Porozumienie Organizacji Kombatanckich i Niepodległościowych, które ma siedzibę w Krakowie, wysłało w sprawie PKiN apel do Rady m. st. Warszawy i prezydent Hanny Gronkiewicz-Waltz. Napisało w nim, że Pałac Kultury, który powstał z inicjatywy Józefa Stalina i przez lata nosił jego imię, jest „architektonicznym monstrum, mającym przypominać Polakom, że są niewolnikami Sowietów". Dlatego, zdaniem porozumienia, pałac trzeba potraktować tak, jak po odzyskaniu niepodległości potraktowano warszawski sobór Świętego Aleksandra Newskiego.
Zbudowany na przełomie XIX i XX wieku sobór stał na placu Saskim, obecnie pl. Piłsudskiego, a jego dzwonnica była jedną z najwyższych budowli ówczesnej Warszawy. – Sobór miał dużą wartość architektoniczną. Jednak władze niepodległej II Rzeczpospolitej za rzecz pierwszoplanową uznały pozbycie się tego symbolu rusyfikacji.

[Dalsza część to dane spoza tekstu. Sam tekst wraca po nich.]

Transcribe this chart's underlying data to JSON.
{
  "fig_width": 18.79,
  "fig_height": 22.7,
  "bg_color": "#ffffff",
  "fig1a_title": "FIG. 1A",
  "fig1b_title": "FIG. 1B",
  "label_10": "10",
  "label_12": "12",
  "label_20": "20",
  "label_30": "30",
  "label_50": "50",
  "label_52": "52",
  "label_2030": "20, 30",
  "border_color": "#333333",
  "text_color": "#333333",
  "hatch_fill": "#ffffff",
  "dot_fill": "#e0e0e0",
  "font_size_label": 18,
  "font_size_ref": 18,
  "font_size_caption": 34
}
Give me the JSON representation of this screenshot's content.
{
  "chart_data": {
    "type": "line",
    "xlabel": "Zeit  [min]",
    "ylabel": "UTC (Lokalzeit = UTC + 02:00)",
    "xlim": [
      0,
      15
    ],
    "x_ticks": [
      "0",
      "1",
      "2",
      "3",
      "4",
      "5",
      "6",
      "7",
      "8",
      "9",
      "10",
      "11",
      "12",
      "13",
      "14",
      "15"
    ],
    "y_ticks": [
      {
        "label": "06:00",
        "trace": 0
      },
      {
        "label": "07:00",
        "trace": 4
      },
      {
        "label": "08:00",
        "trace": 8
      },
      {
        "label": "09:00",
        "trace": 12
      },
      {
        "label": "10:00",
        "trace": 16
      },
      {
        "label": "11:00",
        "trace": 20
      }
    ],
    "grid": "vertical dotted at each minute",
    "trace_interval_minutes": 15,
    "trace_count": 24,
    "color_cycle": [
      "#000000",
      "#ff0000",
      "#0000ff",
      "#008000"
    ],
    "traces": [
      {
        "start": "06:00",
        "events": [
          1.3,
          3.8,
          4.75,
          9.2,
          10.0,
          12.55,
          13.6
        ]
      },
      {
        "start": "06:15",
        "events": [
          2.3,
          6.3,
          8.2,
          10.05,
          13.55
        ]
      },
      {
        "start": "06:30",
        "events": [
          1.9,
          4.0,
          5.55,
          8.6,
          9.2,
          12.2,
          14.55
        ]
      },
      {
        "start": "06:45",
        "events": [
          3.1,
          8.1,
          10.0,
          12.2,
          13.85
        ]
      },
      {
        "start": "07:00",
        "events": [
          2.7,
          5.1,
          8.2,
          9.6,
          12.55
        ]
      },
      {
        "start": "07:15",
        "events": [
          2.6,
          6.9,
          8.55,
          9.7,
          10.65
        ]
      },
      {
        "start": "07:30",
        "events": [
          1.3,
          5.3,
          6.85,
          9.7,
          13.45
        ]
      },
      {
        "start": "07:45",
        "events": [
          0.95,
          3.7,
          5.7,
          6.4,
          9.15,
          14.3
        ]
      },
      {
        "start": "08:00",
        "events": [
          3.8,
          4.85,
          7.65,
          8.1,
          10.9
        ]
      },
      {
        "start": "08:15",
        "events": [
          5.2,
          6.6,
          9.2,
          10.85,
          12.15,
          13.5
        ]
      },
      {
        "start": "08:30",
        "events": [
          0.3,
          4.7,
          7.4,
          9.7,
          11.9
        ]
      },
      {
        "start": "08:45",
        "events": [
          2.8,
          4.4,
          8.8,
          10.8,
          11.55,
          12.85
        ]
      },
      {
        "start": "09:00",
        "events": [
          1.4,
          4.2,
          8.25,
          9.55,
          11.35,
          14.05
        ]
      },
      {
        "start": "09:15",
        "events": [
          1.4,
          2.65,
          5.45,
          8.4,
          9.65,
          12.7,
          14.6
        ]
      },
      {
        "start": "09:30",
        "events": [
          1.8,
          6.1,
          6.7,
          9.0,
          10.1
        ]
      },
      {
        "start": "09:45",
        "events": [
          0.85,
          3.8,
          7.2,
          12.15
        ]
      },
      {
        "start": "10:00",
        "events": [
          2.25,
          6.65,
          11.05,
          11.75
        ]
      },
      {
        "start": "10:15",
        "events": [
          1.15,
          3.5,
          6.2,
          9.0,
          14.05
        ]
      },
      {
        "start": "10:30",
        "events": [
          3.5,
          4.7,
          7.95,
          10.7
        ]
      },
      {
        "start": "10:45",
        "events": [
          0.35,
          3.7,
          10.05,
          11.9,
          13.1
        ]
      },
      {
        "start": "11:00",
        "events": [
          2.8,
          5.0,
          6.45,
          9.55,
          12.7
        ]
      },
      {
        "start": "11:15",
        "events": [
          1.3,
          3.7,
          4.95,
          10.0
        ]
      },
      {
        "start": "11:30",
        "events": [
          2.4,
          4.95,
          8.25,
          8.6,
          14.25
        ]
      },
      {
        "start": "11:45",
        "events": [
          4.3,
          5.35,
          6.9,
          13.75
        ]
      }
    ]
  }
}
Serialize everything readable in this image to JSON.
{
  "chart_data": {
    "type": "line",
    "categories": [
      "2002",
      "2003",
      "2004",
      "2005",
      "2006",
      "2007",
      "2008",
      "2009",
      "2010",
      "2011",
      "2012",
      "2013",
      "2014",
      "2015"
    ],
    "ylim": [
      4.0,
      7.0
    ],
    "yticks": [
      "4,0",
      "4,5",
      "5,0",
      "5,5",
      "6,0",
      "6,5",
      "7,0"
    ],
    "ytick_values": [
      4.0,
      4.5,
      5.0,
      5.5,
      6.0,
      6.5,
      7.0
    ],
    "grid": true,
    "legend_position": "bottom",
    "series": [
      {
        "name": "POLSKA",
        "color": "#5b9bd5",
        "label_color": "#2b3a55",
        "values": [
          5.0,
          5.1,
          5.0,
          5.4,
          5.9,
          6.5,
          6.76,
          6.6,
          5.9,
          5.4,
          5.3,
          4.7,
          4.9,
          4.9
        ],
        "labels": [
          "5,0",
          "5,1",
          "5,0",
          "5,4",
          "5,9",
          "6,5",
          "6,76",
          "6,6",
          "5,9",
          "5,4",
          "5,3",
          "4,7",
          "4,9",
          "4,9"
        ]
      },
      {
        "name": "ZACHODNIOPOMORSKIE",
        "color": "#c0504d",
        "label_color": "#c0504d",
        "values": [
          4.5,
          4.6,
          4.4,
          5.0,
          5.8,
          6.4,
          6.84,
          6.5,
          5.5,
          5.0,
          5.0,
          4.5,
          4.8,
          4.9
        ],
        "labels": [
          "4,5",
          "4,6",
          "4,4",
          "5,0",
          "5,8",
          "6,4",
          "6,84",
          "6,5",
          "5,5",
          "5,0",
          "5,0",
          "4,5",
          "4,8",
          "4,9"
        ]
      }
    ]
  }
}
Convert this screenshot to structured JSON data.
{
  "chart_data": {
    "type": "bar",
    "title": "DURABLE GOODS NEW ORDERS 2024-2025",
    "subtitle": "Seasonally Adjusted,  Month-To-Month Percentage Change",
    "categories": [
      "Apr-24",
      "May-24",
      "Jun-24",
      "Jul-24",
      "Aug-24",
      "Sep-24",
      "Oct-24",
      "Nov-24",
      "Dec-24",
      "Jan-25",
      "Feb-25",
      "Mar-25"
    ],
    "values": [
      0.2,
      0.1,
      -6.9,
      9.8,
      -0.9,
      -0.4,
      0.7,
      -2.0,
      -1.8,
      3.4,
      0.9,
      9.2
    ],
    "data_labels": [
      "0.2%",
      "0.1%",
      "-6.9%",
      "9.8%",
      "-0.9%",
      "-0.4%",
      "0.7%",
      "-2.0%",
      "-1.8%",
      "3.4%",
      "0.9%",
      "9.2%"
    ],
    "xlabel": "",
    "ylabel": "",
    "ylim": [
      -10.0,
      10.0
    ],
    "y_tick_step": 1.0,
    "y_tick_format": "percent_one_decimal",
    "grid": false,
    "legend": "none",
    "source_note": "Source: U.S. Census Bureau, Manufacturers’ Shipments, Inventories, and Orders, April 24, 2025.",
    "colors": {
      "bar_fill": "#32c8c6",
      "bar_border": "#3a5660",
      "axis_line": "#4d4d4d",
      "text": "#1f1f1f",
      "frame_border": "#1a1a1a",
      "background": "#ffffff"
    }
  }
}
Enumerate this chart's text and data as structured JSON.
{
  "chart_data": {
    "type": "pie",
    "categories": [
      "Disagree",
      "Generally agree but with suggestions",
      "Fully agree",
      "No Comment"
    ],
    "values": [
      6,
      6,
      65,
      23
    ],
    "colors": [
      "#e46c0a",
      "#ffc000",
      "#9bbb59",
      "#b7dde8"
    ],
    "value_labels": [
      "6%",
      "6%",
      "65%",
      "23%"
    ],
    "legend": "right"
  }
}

Mimo wielu problemów ekonomicznych odrodzonej Polski przeznaczono środki na rozbiórkę – mówi dr Jerzy Bukowski, rzecznik Porozumienia Organizacji Kombatanckich i Niepodległościowych.
To nie pierwszy tak radykalny głos w dyskusji o przyszłości PKiN. Jego rozbiórkę proponował w przeszłości m.in. były szef MSZ i były marszałek Sejmu Radosław Sikorski. Jednak apel krakowskiego porozumienia pada w szczególnych okolicznościach. W tym tygodniu warszawiacy hucznie świętować będą 60-lecie Pałacu Kultury i Nauki.
Z tej okazji odbędzie się m.in. pokaz „światło i dźwięk" na fasadzie, koncert Zbigniewa Wodeckiego, a nawet pokaz gry Tetris z wykorzystaniem świateł zapalanych w pałacowych oknach.
Główne obchody ruszą 22 lipca, bo to właśnie tego dnia w 1955 roku otworzono pałac. Data była nieprzypadkowa, bo 22 lipca, w rocznicę komunistycznego manifestu PKWN, otwierano w PRL wiele obiektów użyteczności publicznej.